Date: 05/03/13 Author: Charles Wilson


Most people are aware of the basic formalities required for making a valid will e.g. signing a written will in the presence of two witnesses.  Most understand that a will maker (the testator) has to have mental capacity if they are to give instructions for the drafting of a will.  Surely then, if a will has been drafted by a solicitor who has many years’ experience of drafting wills, the testator’s mental capacity will have been correctly assessed and recorded.  Further, if the will is then signed and witnessed in the solicitor’s office then nothing can go wrong.  However, a recent Court of Appeal case details a family who faced such a situation – to their cost.

Facts of the case:

In 1996, Daphne Burgess made a will dividing her £200,000 estate equally between her two daughters and son.  However, in December 2006 daughter Julia made an appointment for Daphne, then aged 78, to attend a solicitor.  Julia attended the appointment with Daphne who gave instructions for a new will in which she disinherited her son Peter.  The rationale given was that Daphne had already given her son ‘at least £40,000’ therefore he had already received his entitlement.  In reality, in 2006 Peter had bought and paid for a bungalow for Daphne; who wanted a new kitchen and bathroom.  Daphne paid about £22,000 for this work and this payment appears to be at the heart of the problem.

The solicitor waited twenty-three days after the instructions were given to write up his attendance note.  Would you remember all the details after a busy 3 weeks? In the meantime, Daphne had an unexplained fall and suffered a head injury – it would appear from later evidence that this was as a result of a mini-stroke which preceded a later stroke.  In January 2007, Daphne’s will was signed and witnessed at the solicitor’s office without a reconsideration of her mental capacity or her understanding of her will.

Naturally, Julia’s siblings contested the validity of the 2007 will for two reasons: Daphne lacked mental capacity to make the 2007 will and she lacked ‘knowledge and approval’ of her will.  It is vital for anyone who signs a will that they know what their will does and they agree to the will’s clauses. 

The Court found that there was evidence proving that Daphne loved her three children equally.   If she had wanted to disinherit Peter, she would have told him.  This fact alone was legally sufficient to show that Daphne did not have mental capacity to give will instructions.  However, medical evidence also confirmed that there had been significant loss of mental capacity in the summer of 2006.  The Court reviewed the whole will-making process and concluded that the instructions were driven by Julia and not Daphne.  Therefore, Daphne did not have capacity at the time of giving instructions nor at the time of signing the will.

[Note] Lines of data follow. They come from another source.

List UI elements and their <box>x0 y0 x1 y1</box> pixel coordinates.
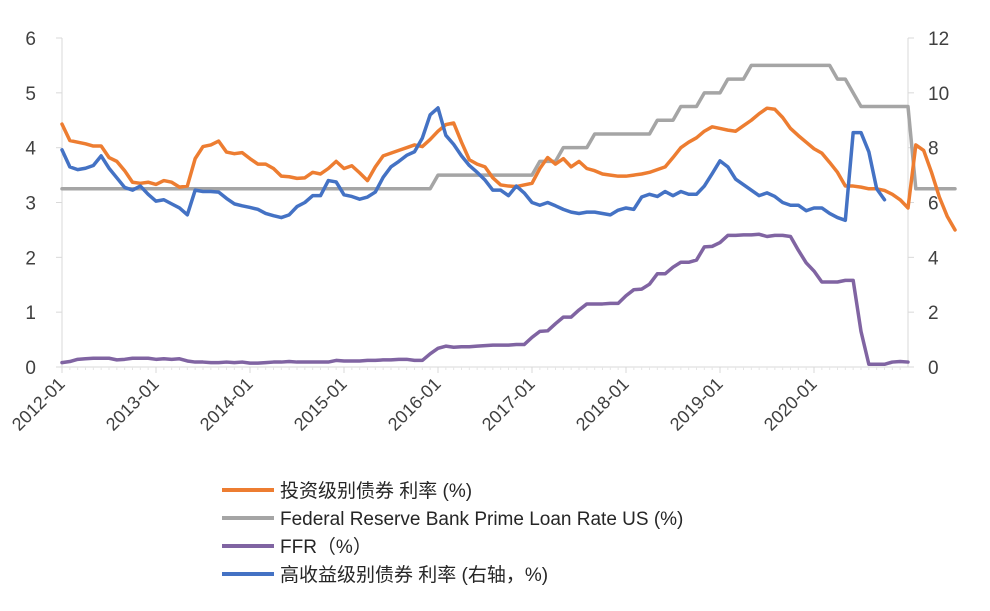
legend-label-ffr: FFR（%） <box>280 536 372 558</box>
y-right-tick-label: 8 <box>928 139 939 160</box>
x-tick-label: 2012-01 <box>8 374 69 435</box>
legend-item-ffr: FFR（%） <box>222 536 372 558</box>
legend-label-high-yield: 高收益级别债券 利率 (右轴，%) <box>280 564 548 586</box>
legend-label-investment-grade: 投资级别债券 利率 (%) <box>280 480 472 502</box>
x-tick-label: 2020-01 <box>760 374 821 435</box>
y-right-tick-label: 0 <box>928 358 939 379</box>
x-tick-label: 2019-01 <box>666 374 727 435</box>
y-right-tick-label: 2 <box>928 303 939 324</box>
series-high-yield <box>60 106 887 223</box>
y-left-tick-label: 6 <box>25 29 36 50</box>
x-tick-label: 2015-01 <box>290 374 351 435</box>
y-left-tick-label: 4 <box>25 139 36 160</box>
series-prime-rate <box>60 63 957 191</box>
x-tick-label: 2018-01 <box>572 374 633 435</box>
y-left-tick-label: 3 <box>25 194 36 215</box>
y-left-tick-label: 5 <box>25 84 36 105</box>
series-ffr <box>60 232 910 367</box>
y-right-tick-label: 10 <box>928 84 949 105</box>
y-right-tick-label: 4 <box>928 248 939 269</box>
x-tick-label: 2017-01 <box>478 374 539 435</box>
y-left-tick-label: 0 <box>25 358 36 379</box>
x-tick-label: 2013-01 <box>102 374 163 435</box>
legend-item-prime-rate: Federal Reserve Bank Prime Loan Rate US … <box>222 509 683 530</box>
y-right-tick-label: 12 <box>928 29 949 50</box>
chart-series <box>60 63 957 367</box>
x-tick-label: 2016-01 <box>384 374 445 435</box>
y-left-tick-label: 2 <box>25 248 36 269</box>
chart-legend: 投资级别债券 利率 (%) Federal Reserve Bank Prime… <box>222 480 683 586</box>
x-tick-label: 2014-01 <box>196 374 257 435</box>
y-left-tick-label: 1 <box>25 303 36 324</box>
legend-item-high-yield: 高收益级别债券 利率 (右轴，%) <box>222 564 548 586</box>
legend-item-investment-grade: 投资级别债券 利率 (%) <box>222 480 472 502</box>
series-investment-grade <box>60 106 957 232</box>
legend-label-prime-rate: Federal Reserve Bank Prime Loan Rate US … <box>280 509 683 530</box>
y-right-tick-label: 6 <box>928 194 939 215</box>
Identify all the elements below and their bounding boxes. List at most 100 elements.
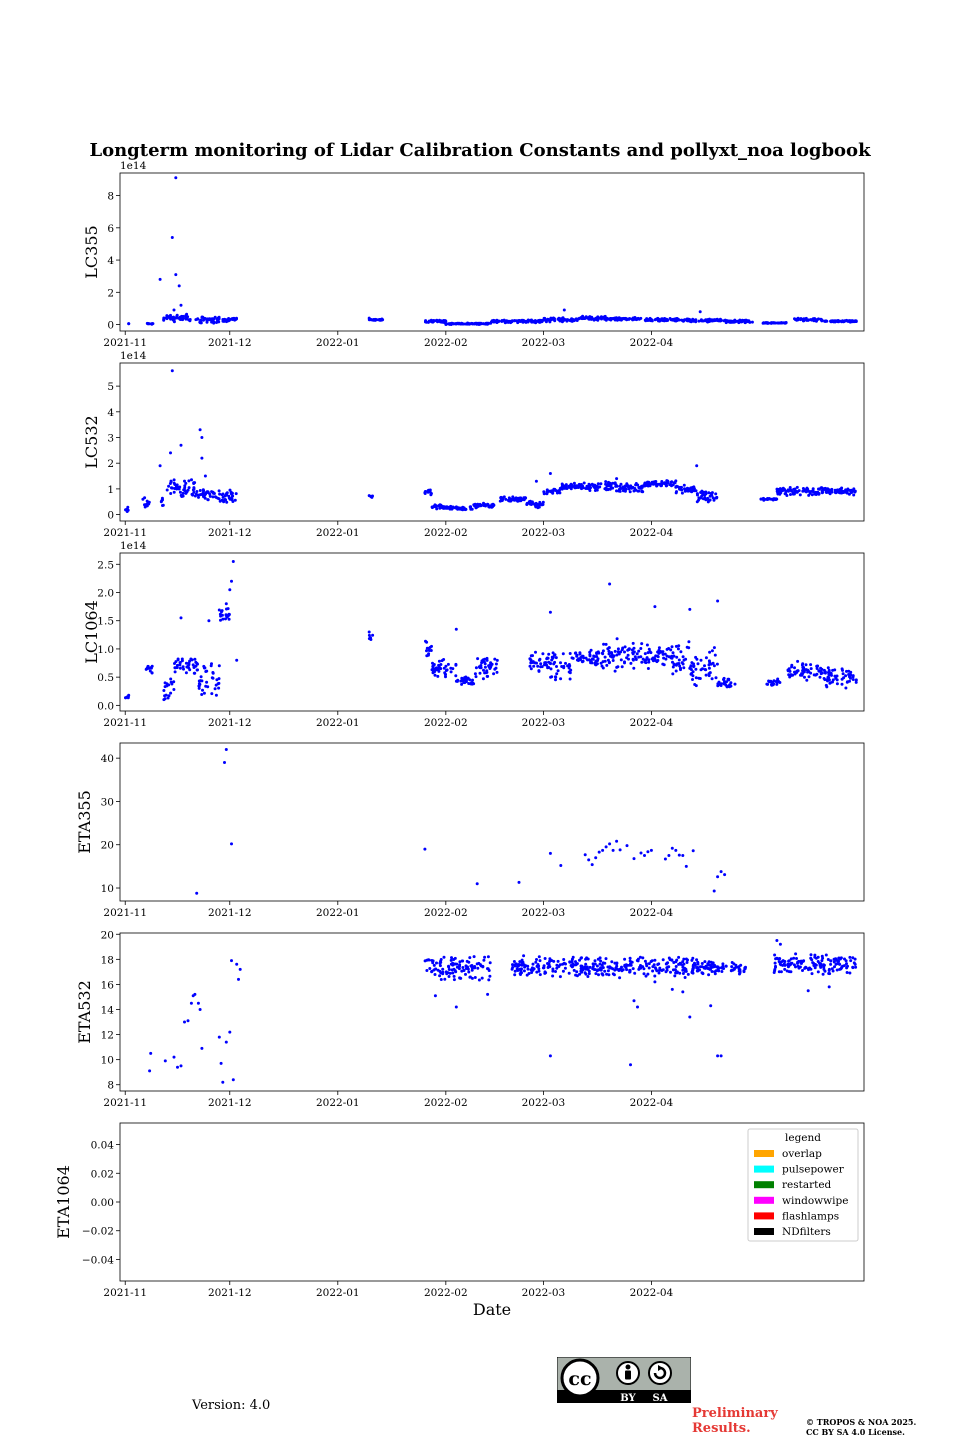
- data-point: [693, 963, 697, 967]
- data-point: [833, 668, 837, 672]
- data-point: [228, 588, 232, 592]
- data-point: [369, 495, 373, 499]
- data-point: [587, 972, 591, 976]
- data-point: [179, 616, 183, 620]
- data-point: [655, 969, 659, 973]
- data-point: [833, 320, 837, 324]
- data-point: [712, 889, 716, 893]
- data-point: [442, 658, 446, 661]
- data-point: [494, 666, 498, 670]
- data-point: [837, 490, 841, 494]
- data-point: [454, 627, 458, 631]
- data-point: [671, 660, 674, 664]
- data-point: [478, 671, 482, 675]
- data-point: [611, 481, 615, 485]
- data-point: [602, 642, 606, 646]
- y-tick-label: 1.0: [97, 644, 114, 656]
- data-point: [548, 320, 552, 324]
- panel-eta355: 2021-11 2021-12 2022-01 2022-02 2022-03 2022-…: [75, 742, 865, 919]
- data-point: [480, 976, 484, 980]
- data-point: [474, 675, 478, 679]
- data-point: [826, 666, 830, 670]
- data-point: [805, 678, 809, 682]
- data-point: [529, 658, 533, 662]
- data-point: [512, 960, 516, 963]
- data-point: [486, 955, 490, 959]
- data-point: [585, 956, 589, 960]
- data-point: [549, 662, 552, 666]
- data-point: [604, 845, 608, 849]
- data-point: [146, 322, 150, 325]
- data-point: [445, 505, 449, 509]
- data-point: [219, 1061, 223, 1065]
- data-point: [687, 640, 691, 644]
- data-point: [580, 956, 583, 960]
- data-point: [447, 505, 451, 509]
- data-point: [230, 579, 233, 583]
- data-point: [698, 968, 702, 972]
- x-tick-label: 2022-03: [522, 1097, 566, 1109]
- data-point: [577, 482, 581, 486]
- data-point: [716, 599, 720, 603]
- data-point: [530, 971, 534, 974]
- data-point: [611, 655, 615, 659]
- data-point: [559, 677, 563, 681]
- data-point: [675, 655, 679, 659]
- data-point: [623, 957, 627, 961]
- data-point: [558, 975, 562, 979]
- data-point: [217, 317, 221, 321]
- data-point: [187, 479, 191, 483]
- data-point: [459, 322, 463, 326]
- data-point: [631, 657, 635, 661]
- data-point: [710, 677, 714, 681]
- data-point: [469, 505, 473, 509]
- data-point: [529, 667, 533, 671]
- data-point: [452, 322, 456, 326]
- data-point: [169, 316, 173, 320]
- data-point: [611, 659, 615, 662]
- data-point: [688, 1015, 692, 1019]
- data-point: [712, 664, 716, 668]
- data-point: [673, 974, 677, 978]
- data-point: [537, 669, 541, 673]
- figure-title: Longterm monitoring of Lidar Calibration…: [89, 140, 871, 161]
- data-point: [655, 660, 659, 664]
- data-point: [847, 319, 851, 323]
- data-point: [179, 493, 183, 497]
- data-point: [834, 962, 838, 966]
- data-point: [430, 644, 433, 648]
- data-point: [650, 318, 654, 322]
- data-point: [716, 875, 720, 879]
- data-point: [206, 498, 210, 502]
- data-point: [678, 961, 682, 965]
- x-tick-label: 2021-12: [208, 1097, 252, 1109]
- data-point: [151, 322, 155, 326]
- data-point: [620, 648, 624, 652]
- data-point: [221, 492, 225, 496]
- data-point: [177, 284, 181, 288]
- data-point: [218, 492, 222, 496]
- data-point: [202, 317, 206, 321]
- data-point: [661, 652, 665, 656]
- data-series: [127, 176, 858, 326]
- data-point: [674, 491, 678, 495]
- x-tick-label: 2021-11: [103, 1097, 147, 1109]
- data-point: [224, 602, 228, 606]
- data-point: [217, 1035, 221, 1039]
- data-point: [460, 959, 464, 963]
- data-point: [815, 491, 819, 494]
- data-point: [762, 321, 766, 325]
- data-point: [691, 849, 695, 853]
- data-point: [423, 959, 427, 963]
- data-point: [487, 664, 491, 668]
- data-point: [681, 990, 685, 994]
- data-point: [623, 650, 626, 654]
- data-point: [568, 652, 572, 655]
- data-point: [570, 960, 574, 964]
- data-point: [172, 680, 176, 684]
- data-point: [574, 973, 578, 977]
- data-point: [562, 958, 566, 961]
- data-point: [454, 674, 458, 678]
- data-point: [462, 322, 466, 326]
- x-tick-label: 2022-02: [424, 527, 468, 539]
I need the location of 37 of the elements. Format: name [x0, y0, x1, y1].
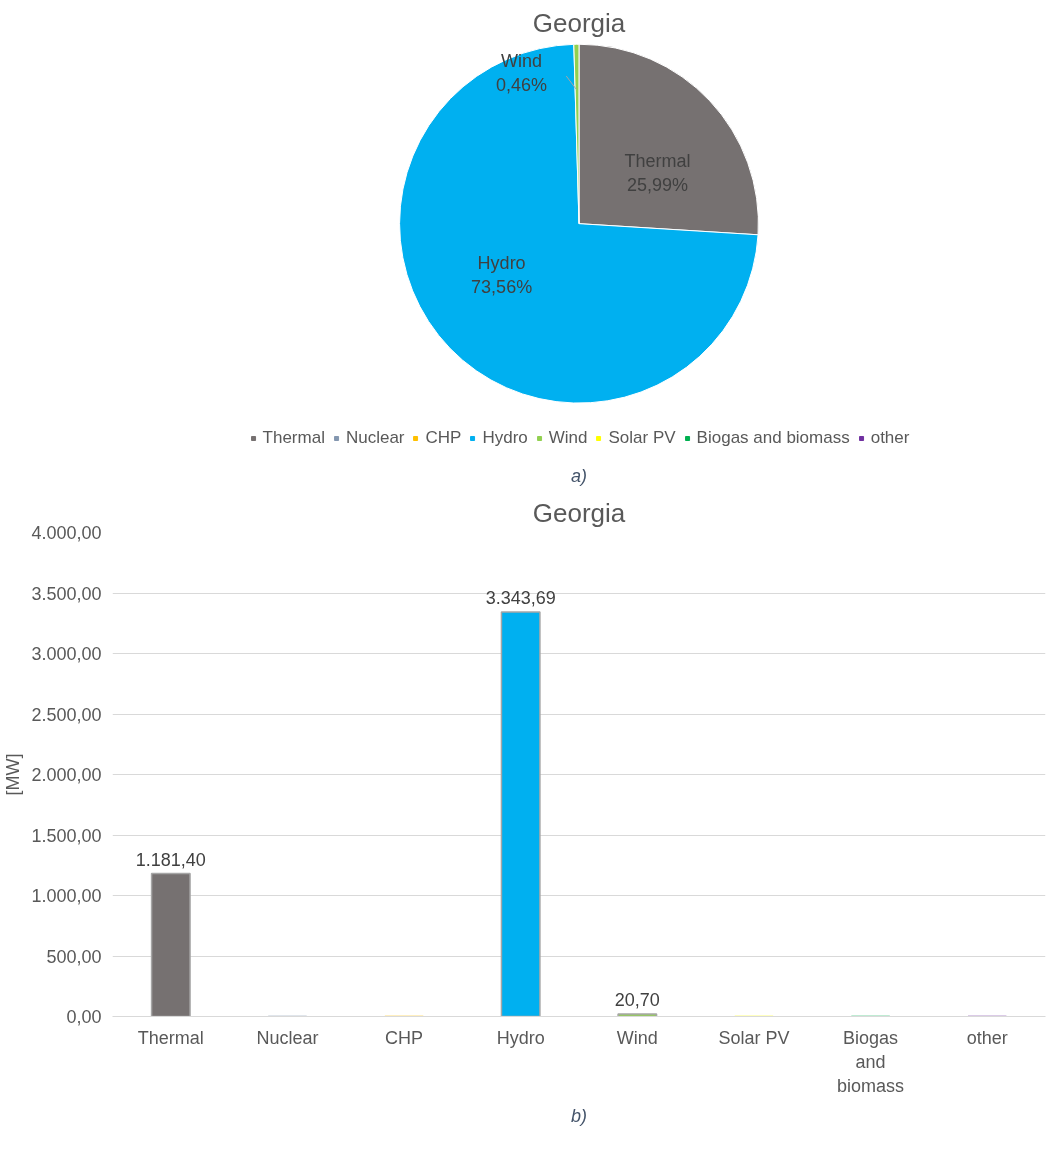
legend-label: Solar PV: [608, 428, 676, 448]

The validity of the will was further condemned by the Court’s finding that Daphne did not have ‘knowledge or approval’ of the contents of her will and it was therefore invalid.  It is common sense that even if all of the other requirements for a valid will were present, Daphne should have known what was in her will and that she gave approval of the contents.  Where suspicions are aroused the person seeking to prove the validity of the will (Julia) has the burden of proving that the testator knew the contents of the will and approved them.  Julia was not able to do so.

Points to note:-

  1. It is very difficult for solicitors to always accurately assess an elderly or ill person’s mental capacity.  Wills should be made before old age sets in and certainly as soon as possible after a life changing event – don’t leave it until you are struck down with a life-threatening illness. If you have a child or own property, then you need to make a will.  Find a solicitor who is approachable and smart. Examples of life changing events are divorce, marriage, births, and inheritance.
  2. Fighting over a disputed will is costly.  The legal costs of a dispute come out of the estate.  So this was a hollow victory for Peter and Libby as the entire estate was consumed by legal costs.
  3. When giving instructions for a will, expect to be seen on your own, unless you are making an identical will with your spouse.  Expect your solicitor to ask you all sorts of questions – you are paying them to ensure that your will is correct and appropriate.
  4. Insist that you are given a draft copy for your approval before you sign the will.  Read the draft and ask for an explanation if the clauses are unclear.  Remember, you are the customer and, if you are confused, the solicitor is not doing their job properly.
  5. Do not be tempted to draft your own will or get a family member to draft it for you.  The number of homemade wills which are declared invalid greatly outweigh the number of professionally drafted wills declared invalid.  If a solicitor makes a mistake in a will and as result you do not inherit what the testator planned, you may have a claim against the solicitor who drew it up.

Finally, if you don’t have a will, your estate will pass according to the 'Intestacy Rules'.  This may not be in accord with your wishes and could leave your loved ones with inadequate financial support, especially unmarried partners.